Per concludere questa carrellata sui dati faccio ancora menzione alle malattie professionali (alcune mortali a lungo termine): nel settore agricolo sono stati registrati (sempre 2004 come anno di riferimento) 1.030 casi (tendinite, ipoacusia, artrosi, sindrome tunnel carpale, bronchite cronica…) e 24.334 nei settori Industria e Servizi di cui asbestosi, silicosi, neoplasie da absesto, pneumoconiosi da silicati coprono più di 1500 lavoratori e lavoratrici ogni anno.

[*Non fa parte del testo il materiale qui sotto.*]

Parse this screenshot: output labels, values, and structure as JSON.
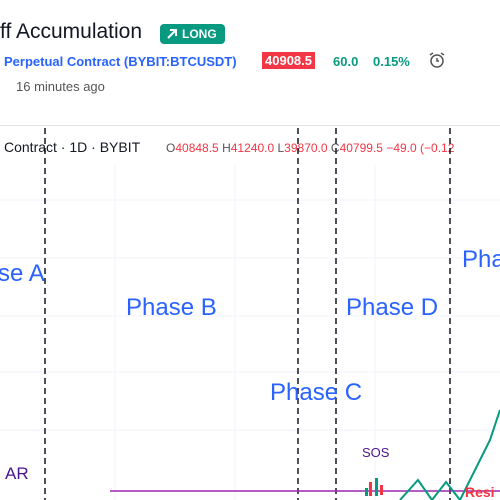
{
  "header": {
    "title": "ff Accumulation",
    "badge": "LONG",
    "symbol": "Perpetual Contract (BYBIT:BTCUSDT)",
    "price": "40908.5",
    "change": "60.0",
    "change_pct": "0.15%",
    "time": "16 minutes ago"
  },
  "legend": {
    "symbol": "Contract · 1D · BYBIT",
    "open_label": "O",
    "open": "40848.5",
    "high_label": "H",
    "high": "41240.0",
    "low_label": "L",
    "low": "39870.0",
    "close_label": "C",
    "close": "40799.5",
    "change": "−49.0 (−0.12"
  },
  "annotations": [
    "se A",
    "Phase B",
    "Phase D",
    "Phase C",
    "Pha",
    "AR",
    "SOS",
    "Resi"
  ]
}
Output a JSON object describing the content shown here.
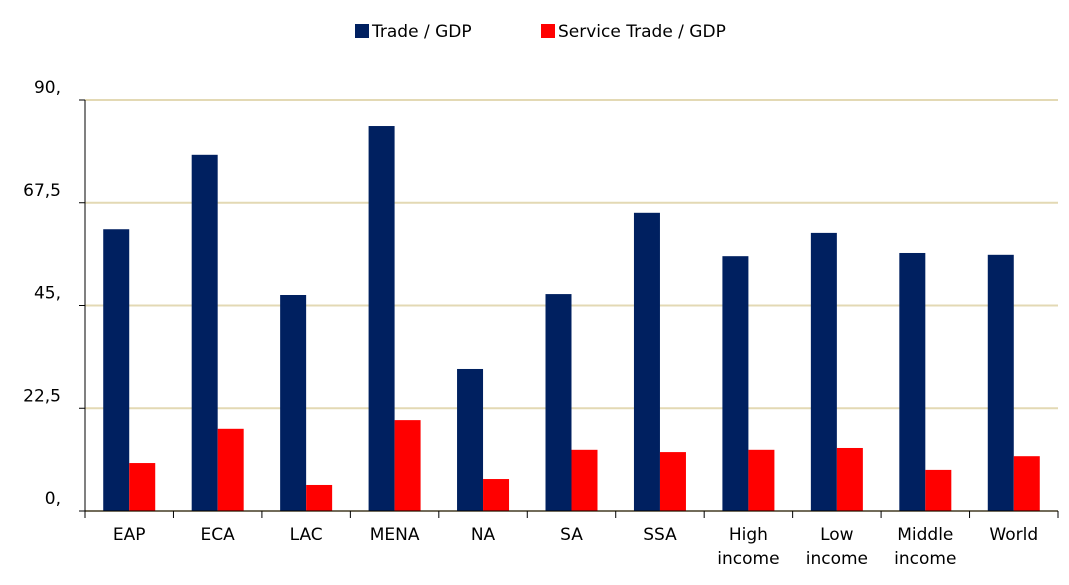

Incidenti sulla strada del lavoro

Un'ultima riflessione su questi dati vergognosi: mi sono spesso chiesto di coloro che, invece, si spostano per andare al lavoro e subiscono danni più o meno gravi a causa di questo. Non è una domanda leziosa dato che milioni di persone ogni giorno con mezzi pubblici e con mezzi privati si spostano per andare a lavorare. Nessuno di loro sarai mai contabilizzato nelle vittime per il lavoro, ma quello che dobbiamo dire ad onore del vero è che anche costoro fanno parte di quella grande strage che il capitalismo quotidiano produce ogni giorno.

Secondo i dati dell'Istituto nazionale di Statistica, riferiti all'anno 2003, dati assoluti, si sono verificati 225.141 incidenti con 6015 morti e 318.961 feriti. Il dato più interessante è che il numero di morti e di feriti, nonché di incidenti è pari, circa per ogni giorno della settimana, a 32.430 di lunedì con 698 morti, a 33.101 di martedì con 756 morti, a 33.231 di mercoledì con 719 morti e così via con punte di sabato e domenica con oltre 1000 morti. Ma se volessimo fare un aggregato di dati, togliendo il venerdì, anche se non sarebbe del tutto corretto, avremmo una netta prevalenza di incidenti stradali e di morti durante la settimana lavorativa ed a conferma di ciò l'Istituto Nazionale di Statistica ribadisce che le ore dove avvengono maggiormente gli incidenti sono concentrate intorno alle 8 di mattina (concomitanza con lavoro e scuola) alle 12 (lavoratori che godono dell'orario spezzato) ed alle ore 18 (uscita dal lavoro).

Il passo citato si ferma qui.